Agreement for Transfer
Purchase agreement, sale agreement, earnest money agreement, offer and acceptance, real estate contract or other contract contemplating the purchase or sale of real property.

Boot
To the extent that you do not exchange even or up in value and/or exchange even or up in equity and debt, you will have received non-qualifying property ("boot") in your exchange. If boot is received, tax is computed on the amount of gain on the sale or the amount of boot received - whichever is lower.

Capital Gain
Capital gain is calculated as follows: total selling price of the relinquished property, less exchange expenses, less the relinquished property’s adjusted basis. The adjusted basis is the original cost, plus the cost of capital improvements, less depreciation or cost recovery deductions. Capital gains may be subject to depreciation recapture and other rules of the Internal Revenue Service.

Constructive Receipt
A term that refers to the exchanger having unrestricted control of the equity from the property sold. A constructive receipt will invalidate a tax-deferred exchange.

Contract Exchange
A contract exchange is the tax-deferred exchange of: the buyer’s ownership in a sales contract on real property, for different real property, or for a contract or option on different real property; or the option holder’s exchange of an option to purchase real property, for different real property, or for an option or contract on different real property. Essentially, a contract exchange is an exchange of an open option to purchase, or an open sales contract, rather than an exchange of the underlying real estate itself.

Exchanger
The owner of the investment property looking to make a tax-deferred exchange.

Exchange Period
The 180-day window in which the exchanger has to complete a tax-deferred exchange. The exchange period includes an initial 45-day identification period in which the exchanger must identify which property or properties will be purchased.

Fair Market Value
The likely selling price as defined by the market at a specific point in time.

Forward Delayed Exchange
A type of exchange which occurs when a property is sold (relinquished property) and another property is purchased (replacement property) within 180 days following the sale of the relinquished property.

Identification Period
The time period that begins upon the close-of-escrow of the relinquished property. During this 45-day period, the exchanger must identify the replacement property in order to continue with the section 1031 exchange transaction.

Identification Removal
An identification removal form is used to remove previously identified replacement property(ies) within the identification period of 45 days.

Identification Statement
An identification statement form is used to identify potential replacement property(ies).

Like-Kind Property
Like-kind refers to the type of property being exchanged. You can exchange any real estate investment for any other type of real estate investment. For example, land can be exchanged for an apartment building. In most cases your personal residence is not going to qualify as like-kind property.

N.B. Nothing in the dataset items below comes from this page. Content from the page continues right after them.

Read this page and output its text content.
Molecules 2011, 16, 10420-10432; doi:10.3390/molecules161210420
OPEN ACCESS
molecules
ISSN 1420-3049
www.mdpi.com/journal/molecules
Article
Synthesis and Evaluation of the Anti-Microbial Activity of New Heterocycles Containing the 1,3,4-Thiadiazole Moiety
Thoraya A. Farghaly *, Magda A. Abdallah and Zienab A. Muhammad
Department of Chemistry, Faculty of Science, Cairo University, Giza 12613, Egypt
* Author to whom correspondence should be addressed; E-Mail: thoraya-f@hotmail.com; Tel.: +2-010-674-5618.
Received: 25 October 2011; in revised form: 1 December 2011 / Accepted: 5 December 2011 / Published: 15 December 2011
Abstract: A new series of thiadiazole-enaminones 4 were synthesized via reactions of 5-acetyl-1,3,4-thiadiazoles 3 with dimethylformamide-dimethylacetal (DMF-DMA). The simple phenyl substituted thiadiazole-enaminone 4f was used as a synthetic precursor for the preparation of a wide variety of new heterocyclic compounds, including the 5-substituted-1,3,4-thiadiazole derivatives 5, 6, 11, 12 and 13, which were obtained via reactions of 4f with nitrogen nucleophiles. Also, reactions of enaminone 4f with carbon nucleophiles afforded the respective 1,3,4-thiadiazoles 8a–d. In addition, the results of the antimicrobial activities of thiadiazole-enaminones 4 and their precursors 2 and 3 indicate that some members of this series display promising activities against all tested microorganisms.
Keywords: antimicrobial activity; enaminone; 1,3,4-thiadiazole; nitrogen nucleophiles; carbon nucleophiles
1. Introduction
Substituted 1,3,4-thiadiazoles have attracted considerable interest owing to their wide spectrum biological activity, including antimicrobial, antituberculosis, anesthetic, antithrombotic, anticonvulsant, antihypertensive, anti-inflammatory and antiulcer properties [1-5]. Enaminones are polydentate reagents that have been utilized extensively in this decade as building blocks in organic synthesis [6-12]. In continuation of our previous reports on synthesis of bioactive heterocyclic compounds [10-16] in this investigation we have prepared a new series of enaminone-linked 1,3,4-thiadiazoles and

Like-Kind Personal Property
Personal property is any property belonging to the exchanger that is not real estate. The "like-kind" rules are more restrictive on personal property exchanges. For example: you can exchange a four- engine airplane for a four-engine airplane but not for a two-engine airplane. You can exchange a painting for a painting, but not for a piece of sculpture, even though both are considered pieces of art.

Napkin Rule
You must buy a replacement property of equal or greater value to the relinquished property in order to completely defer the applicable capital gains tax. If you purchase a property of lesser value, you will be responsible for any tax on the difference. You must also use all the cash proceeds from the sale on your purchase in order to completely defer the applicable capital gains tax. If you do not use all your proceeds on the purchase, you will be responsible for any tax on the difference.

Original Cost Basis
The purchase price of a property that is being sold; it is used to calculate capital gains or losses for tax purposes.

Qualified Intermediary
Intermediary, QI, accommodator, facilitator, qualified escrow holder – a third party that helps to facilitate the exchange. It is important to use a third-party QI so that you do not jeopardize the exchange.

Real Estate Exchange
Exchange of real property for real property. All types of real property are like-kind for other real property, including vacant land, residential, commercial, and even long-term leases.

Relinquished Property
The original property being sold by the taxpayer when making an exchange.

Replacement Property
The new property being acquired by the taxpayer when making an exchange.

Reverse Exchanges
Type of exchange in which the replacement property is purchased before the sale of the relinquished property.

Tax Advisor
Accountant, CPA, financial advisor, tax attorney.

1031 Tax-Deferred Exchange
The procedure outlined under Internal Revenue Code Section 1031 involving a series of rules and regulations that must be met in order to take full advantage of deferring capital gains tax on the sale of investment real estate. §1031 tax-deferred exchanges are also commonly known as: Starker exchanges, delayed exchanges, like-kind exchanges, 1031 exchanges, section 1031 exchanges, nontaxable exchanges, real estate exchanges, real property exchanges. Though all of these terms refer to the same thing, the most typical term used today is tax-deferred exchange.

Tenancy in Common (TIC)
A fractional ownership interest in a piece of property, rather than owning the entire piece of property.

Three Property Rule
The exchanger may identify up to three properties, without regard to their value.

200% Percent Rule
The exchanger may identify more than three properties, provided their combined fair market value does not exceed 200% of value of the Relinquished Property.

95% Percent Rule
The exchanger may identify any number of properties, without regard to their value, provided the Exchanger acquires 95% of the fair market value of the properties identified.